Mbeki, for his part, has never recanted his unorthodox AIDS views and continues to exercise sway over the direction of the government's AIDS policy, largely through his unwavering support for controversial Health Minister Manto Tshabalala-Msimang.

Dubbed Dr. Beetroot for her promotion of beetroot, garlic and other foods as frontline treatments for HIV/AIDS, Tshabalala-Msimang has been branded an AIDS denialist by angry scientists and grassroots activists.

LEADERSHIP VACUUM?

Hopes of a shift in the government's attitude to a disease affecting nearly 12 percent of its 47 million people were stoked earlier this year when Tshabalala-Msimang withdrew from public life after a liver transplant.

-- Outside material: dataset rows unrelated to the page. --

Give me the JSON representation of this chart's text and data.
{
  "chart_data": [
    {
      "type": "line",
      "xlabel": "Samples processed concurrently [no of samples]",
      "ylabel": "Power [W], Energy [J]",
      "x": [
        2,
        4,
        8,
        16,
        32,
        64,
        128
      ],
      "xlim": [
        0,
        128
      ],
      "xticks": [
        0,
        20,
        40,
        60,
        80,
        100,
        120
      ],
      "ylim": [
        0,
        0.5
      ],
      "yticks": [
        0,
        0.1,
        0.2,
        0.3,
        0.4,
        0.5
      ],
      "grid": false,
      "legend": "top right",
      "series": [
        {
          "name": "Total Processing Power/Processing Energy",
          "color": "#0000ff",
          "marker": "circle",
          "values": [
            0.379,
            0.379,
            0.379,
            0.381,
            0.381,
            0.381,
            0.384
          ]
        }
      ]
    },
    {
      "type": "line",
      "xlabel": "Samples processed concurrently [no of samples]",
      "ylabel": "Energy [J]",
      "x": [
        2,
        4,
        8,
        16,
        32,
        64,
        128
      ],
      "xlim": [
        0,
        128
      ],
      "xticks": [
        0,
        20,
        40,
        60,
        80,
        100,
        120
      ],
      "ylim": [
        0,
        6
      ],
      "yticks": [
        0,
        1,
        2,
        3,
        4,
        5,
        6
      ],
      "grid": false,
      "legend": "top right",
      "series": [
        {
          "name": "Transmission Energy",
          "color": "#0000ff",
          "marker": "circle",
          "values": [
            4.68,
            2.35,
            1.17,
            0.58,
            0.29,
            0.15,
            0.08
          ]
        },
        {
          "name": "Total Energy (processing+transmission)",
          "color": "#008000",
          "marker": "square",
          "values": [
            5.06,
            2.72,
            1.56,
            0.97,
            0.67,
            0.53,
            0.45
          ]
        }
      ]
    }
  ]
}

A revamped AIDS strategy, including an expanded rollout of ARVs, was unveiled at about the same time, with Deputy President Phumzile Mlambo-Ngcuka and former Deputy Health Minister Nozizwe Madlala-Routledge spearheading a more orthodox approach.

Activists in the ANC and its leftist coalition partners, who had for years been calling for such a U-turn, were delighted.

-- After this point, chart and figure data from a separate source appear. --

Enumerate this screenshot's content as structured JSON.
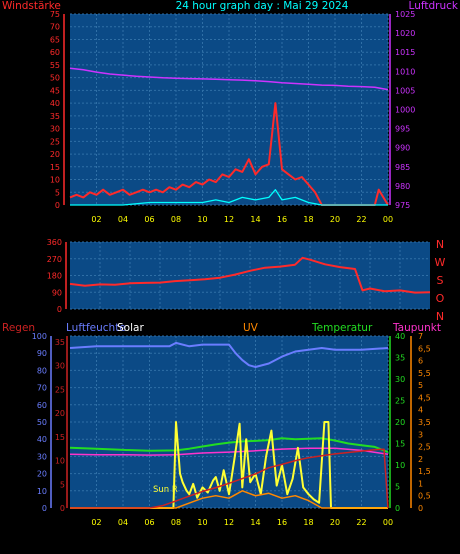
{
  "colors": {
    "background": "#000000",
    "plot_bg": "#0b4a86",
    "grid": "#2f6fa6",
    "wind": "#ff2a2a",
    "gust": "#00ffff",
    "pressure": "#cc33ff",
    "direction": "#ff2a2a",
    "humidity": "#6a7dff",
    "solar": "#ffff33",
    "uv": "#ff8800",
    "temperature": "#22dd22",
    "dewpoint": "#ff33cc",
    "rain": "#cc2222",
    "title": "#00ffff"
  },
  "chart_data": [
    {
      "type": "line",
      "title": "24 hour graph day : Mai 29 2024",
      "ylabel_left": "Windstärke",
      "ylabel_right": "Luftdruck",
      "x_ticks": [
        "02",
        "04",
        "06",
        "08",
        "10",
        "12",
        "14",
        "16",
        "18",
        "20",
        "22",
        "00"
      ],
      "xlim_hours": [
        0,
        24
      ],
      "ylim_left": [
        0,
        75
      ],
      "y_ticks_left": [
        "0",
        "5",
        "10",
        "15",
        "20",
        "25",
        "30",
        "35",
        "40",
        "45",
        "50",
        "55",
        "60",
        "65",
        "70",
        "75"
      ],
      "ylim_right": [
        975,
        1025
      ],
      "y_ticks_right": [
        "975",
        "980",
        "985",
        "990",
        "995",
        "1000",
        "1005",
        "1010",
        "1015",
        "1020",
        "1025"
      ],
      "series": [
        {
          "role": "wind_speed",
          "axis": "left",
          "x": [
            0.0,
            0.5,
            1.0,
            1.5,
            2.0,
            2.5,
            3.0,
            3.5,
            4.0,
            4.5,
            5.0,
            5.5,
            6.0,
            6.5,
            7.0,
            7.5,
            8.0,
            8.5,
            9.0,
            9.5,
            10.0,
            10.5,
            11.0,
            11.5,
            12.0,
            12.5,
            13.0,
            13.5,
            14.0,
            14.5,
            15.0,
            15.5,
            16.0,
            16.5,
            17.0,
            17.5,
            18.0,
            18.5,
            19.0,
            20.0,
            21.0,
            22.0,
            23.0,
            23.3,
            24.0
          ],
          "y": [
            3,
            4,
            3,
            5,
            4,
            6,
            4,
            5,
            6,
            4,
            5,
            6,
            5,
            6,
            5,
            7,
            6,
            8,
            7,
            9,
            8,
            10,
            9,
            12,
            11,
            14,
            13,
            18,
            12,
            15,
            16,
            40,
            14,
            12,
            10,
            11,
            8,
            5,
            0,
            0,
            0,
            0,
            0,
            6,
            0
          ]
        },
        {
          "role": "wind_gust",
          "axis": "left",
          "x": [
            0,
            2,
            4,
            6,
            8,
            10,
            11,
            12,
            13,
            14,
            15,
            15.5,
            16,
            17,
            18,
            19,
            24
          ],
          "y": [
            0,
            0,
            0,
            1,
            1,
            1,
            2,
            1,
            3,
            2,
            3,
            6,
            2,
            3,
            1,
            0,
            0
          ]
        },
        {
          "role": "pressure",
          "axis": "right",
          "x": [
            0,
            1,
            2,
            3,
            4,
            5,
            6,
            7,
            8,
            9,
            10,
            11,
            12,
            13,
            14,
            15,
            16,
            17,
            18,
            19,
            20,
            21,
            22,
            23,
            24
          ],
          "y": [
            1010.8,
            1010.4,
            1009.8,
            1009.3,
            1009.0,
            1008.7,
            1008.5,
            1008.3,
            1008.2,
            1008.1,
            1008.0,
            1007.9,
            1007.8,
            1007.7,
            1007.5,
            1007.3,
            1007.0,
            1006.8,
            1006.6,
            1006.4,
            1006.3,
            1006.1,
            1006.0,
            1005.8,
            1005.2
          ]
        }
      ]
    },
    {
      "type": "line",
      "ylabel_right": [
        "N",
        "W",
        "S",
        "O",
        "N"
      ],
      "x_ticks": [],
      "xlim_hours": [
        0,
        24
      ],
      "ylim_left": [
        0,
        360
      ],
      "y_ticks_left": [
        "0",
        "90",
        "180",
        "270",
        "360"
      ],
      "series": [
        {
          "role": "wind_direction",
          "x": [
            0,
            1,
            2,
            3,
            4,
            5,
            6,
            7,
            8,
            9,
            10,
            11,
            12,
            13,
            14,
            15,
            15.5,
            16,
            17,
            18,
            19,
            19.5,
            20,
            21,
            22,
            23,
            24
          ],
          "y": [
            135,
            125,
            132,
            130,
            138,
            140,
            142,
            150,
            155,
            160,
            168,
            185,
            205,
            222,
            228,
            238,
            275,
            265,
            240,
            225,
            215,
            100,
            110,
            95,
            100,
            88,
            90
          ]
        }
      ]
    },
    {
      "type": "line",
      "labels": {
        "rain": "Regen",
        "humidity": "Luftfeuchte",
        "solar": "Solar",
        "uv": "UV",
        "temperature": "Temperatur",
        "dewpoint": "Taupunkt",
        "sun": "Sun R"
      },
      "x_ticks": [
        "02",
        "04",
        "06",
        "08",
        "10",
        "12",
        "14",
        "16",
        "18",
        "20",
        "22",
        "00"
      ],
      "xlim_hours": [
        0,
        24
      ],
      "ylim_humidity": [
        0,
        100
      ],
      "y_ticks_humidity": [
        "0",
        "10",
        "20",
        "30",
        "40",
        "50",
        "60",
        "70",
        "80",
        "90",
        "100"
      ],
      "ylim_temperature": [
        0,
        40
      ],
      "y_ticks_temperature": [
        "0",
        "5",
        "10",
        "15",
        "20",
        "25",
        "30",
        "35",
        "40"
      ],
      "ylim_uv": [
        0,
        7
      ],
      "y_ticks_uv": [
        "0",
        "0,5",
        "1",
        "1,5",
        "2",
        "2,5",
        "3",
        "3,5",
        "4",
        "4,5",
        "5",
        "5,5",
        "6",
        "6,5",
        "7"
      ],
      "rain_ticks": [
        "0",
        "5",
        "10",
        "15",
        "20",
        "25",
        "30",
        "35"
      ],
      "series": [
        {
          "role": "humidity",
          "axis": "humidity",
          "x": [
            0,
            2,
            4,
            6,
            7.5,
            8,
            9,
            10,
            11,
            12,
            12.5,
            13,
            13.5,
            14,
            15,
            16,
            17,
            18,
            19,
            20,
            22,
            24
          ],
          "y": [
            93,
            94,
            94,
            94,
            94,
            96,
            94,
            95,
            95,
            95,
            90,
            86,
            83,
            82,
            84,
            88,
            91,
            92,
            93,
            92,
            92,
            93
          ]
        },
        {
          "role": "temperature",
          "axis": "temperature",
          "x": [
            0,
            2,
            4,
            6,
            8,
            9,
            10,
            11,
            12,
            13,
            14,
            15,
            16,
            17,
            18,
            19,
            20,
            21,
            22,
            23,
            24
          ],
          "y": [
            14.0,
            13.8,
            13.5,
            13.3,
            13.4,
            13.8,
            14.3,
            14.8,
            15.2,
            15.5,
            15.6,
            15.8,
            16.2,
            16.0,
            16.1,
            16.2,
            15.7,
            15.0,
            14.6,
            14.2,
            13.0
          ]
        },
        {
          "role": "dewpoint",
          "axis": "temperature",
          "x": [
            0,
            2,
            4,
            6,
            8,
            10,
            12,
            14,
            16,
            18,
            20,
            22,
            24
          ],
          "y": [
            12.5,
            12.4,
            12.4,
            12.3,
            12.4,
            12.8,
            13.0,
            13.3,
            13.7,
            13.9,
            13.9,
            13.4,
            12.5
          ]
        },
        {
          "role": "solar",
          "axis": "humidity",
          "x": [
            0,
            7.8,
            8.0,
            8.3,
            8.5,
            8.8,
            9.0,
            9.3,
            9.6,
            10.0,
            10.4,
            10.8,
            11.0,
            11.3,
            11.6,
            12.0,
            12.4,
            12.8,
            13.0,
            13.3,
            13.6,
            14.0,
            14.4,
            14.8,
            15.2,
            15.6,
            16.0,
            16.4,
            16.8,
            17.2,
            17.6,
            18.0,
            18.4,
            18.8,
            19.2,
            19.5,
            19.7,
            24
          ],
          "y": [
            0,
            0,
            50,
            20,
            15,
            10,
            8,
            14,
            6,
            12,
            9,
            16,
            18,
            10,
            22,
            8,
            28,
            49,
            12,
            40,
            15,
            20,
            8,
            30,
            45,
            13,
            25,
            8,
            17,
            35,
            12,
            8,
            5,
            3,
            50,
            50,
            0,
            0
          ]
        },
        {
          "role": "uv",
          "axis": "uv",
          "x": [
            0,
            8,
            9,
            10,
            11,
            12,
            13,
            14,
            15,
            16,
            17,
            18,
            19,
            24
          ],
          "y": [
            0,
            0,
            0.2,
            0.4,
            0.5,
            0.4,
            0.7,
            0.5,
            0.6,
            0.4,
            0.5,
            0.3,
            0,
            0
          ]
        },
        {
          "role": "rain",
          "axis": "rain",
          "x": [
            0,
            6,
            7,
            8,
            9,
            10,
            11,
            12,
            13,
            14,
            15,
            16,
            17,
            18,
            19,
            20,
            21,
            22,
            23,
            23.7,
            24
          ],
          "y": [
            0,
            0,
            0.5,
            1.5,
            2.5,
            3.5,
            4.3,
            5.2,
            6.2,
            7.2,
            8.5,
            9.2,
            10.0,
            10.6,
            11.0,
            11.4,
            11.7,
            12.0,
            12.3,
            12.4,
            0
          ]
        }
      ]
    }
  ]
}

But Mbeki muddied the waters again when he fired Madlala-Routledge, ostensibly for failing to seek permission for a foreign trip but widely seen as punishment for stealing the limelight from the ailing health minister, an Mbeki ally.

Tshabalala-Msimang has returned to her post.

The AIDS debate is unlikely to be the make-or-break issue when the more than 4,000 ANC delegates cast ballots in Polokwane this month despite a widespread recognition that it is one of South Africa's biggest problems and one of the ANC's biggest failures.

"We were fiddling whilst our Rome was burning," Archbishop Desmond Tutu said last week in a speech on the eve of World AIDS Day. "People who would have been alive today died needlessly," the Nobel laureate said.